Our claim was, and remains, that each new reference to the old literature re-indexes the document cited in terms of its current utilization and interpretation. Simultaneously, citation linkages index the current documents in terms of their acknowledged dependencies on, and relationships to, the existent literature.

The 1961 Science Citation Index thus indexes about 102,000 source (citing) and 890,000 unique reference (cited) items, all of which are in fact listed, making a total of 990,000 citations. This total does, in fact, surpass the combined total of items indexed by the named services in 1961.
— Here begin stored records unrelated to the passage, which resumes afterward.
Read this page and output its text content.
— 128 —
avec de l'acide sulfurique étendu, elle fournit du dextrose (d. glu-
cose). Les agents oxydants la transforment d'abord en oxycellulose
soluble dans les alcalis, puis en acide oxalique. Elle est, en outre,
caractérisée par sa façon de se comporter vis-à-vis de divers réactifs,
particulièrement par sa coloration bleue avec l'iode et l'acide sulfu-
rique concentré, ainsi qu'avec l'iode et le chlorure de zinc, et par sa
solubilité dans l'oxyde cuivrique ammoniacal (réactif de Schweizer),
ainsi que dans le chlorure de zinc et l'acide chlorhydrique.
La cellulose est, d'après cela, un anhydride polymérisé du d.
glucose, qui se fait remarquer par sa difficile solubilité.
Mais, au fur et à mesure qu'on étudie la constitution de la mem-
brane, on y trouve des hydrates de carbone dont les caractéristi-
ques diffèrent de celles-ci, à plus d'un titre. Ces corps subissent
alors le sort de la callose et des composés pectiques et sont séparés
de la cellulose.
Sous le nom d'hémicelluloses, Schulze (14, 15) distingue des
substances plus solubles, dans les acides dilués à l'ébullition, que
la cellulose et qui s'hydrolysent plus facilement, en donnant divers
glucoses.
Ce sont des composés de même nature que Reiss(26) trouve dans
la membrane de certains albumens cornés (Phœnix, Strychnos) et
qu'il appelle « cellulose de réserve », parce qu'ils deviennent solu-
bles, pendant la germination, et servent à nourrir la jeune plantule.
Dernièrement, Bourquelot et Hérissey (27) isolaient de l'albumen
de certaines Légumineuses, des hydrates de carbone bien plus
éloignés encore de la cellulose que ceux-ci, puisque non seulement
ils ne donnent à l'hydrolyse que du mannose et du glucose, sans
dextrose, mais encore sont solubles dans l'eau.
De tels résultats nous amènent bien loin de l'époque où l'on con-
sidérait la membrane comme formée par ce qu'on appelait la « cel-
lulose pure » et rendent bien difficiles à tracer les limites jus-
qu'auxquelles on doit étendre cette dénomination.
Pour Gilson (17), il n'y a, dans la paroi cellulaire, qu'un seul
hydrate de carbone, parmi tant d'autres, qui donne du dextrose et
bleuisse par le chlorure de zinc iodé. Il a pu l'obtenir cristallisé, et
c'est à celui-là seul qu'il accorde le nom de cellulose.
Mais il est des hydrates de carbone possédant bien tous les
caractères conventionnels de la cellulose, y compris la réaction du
Dr. Smith underestimates the capacity of the Science Citation Index when he claims that sources such as "patents, dissertations, new books," etc., are "not feasibly amenable to index coverage." Actually, the types of publications he names are easily incorporated in the Science Citation Index and, in fact, as the first step toward covering all such material time 1964 Science Citation Index has already added to its source coverage all 1964 U.S. patents. Even the 1961 Science Citation Index, of course, covers as references the entire range of nonjournal material, including patents.

Perhaps Dr. Smith's version of "truth and sin" (his terms) is better understood in light of the triviality injected into the review of a magnum opus when he contests "data was." Webster's, at least as early as 1958, points out that the word data is "often used with a singular verb."

We agree completely with Dr. Smith's concluding sentence in his review of the Science Citation Index. "Unbiased individual judgments are needed."

Irving H. Sher
Eugene Garfield
Institute for Scientific Information Philadelphia, Pa.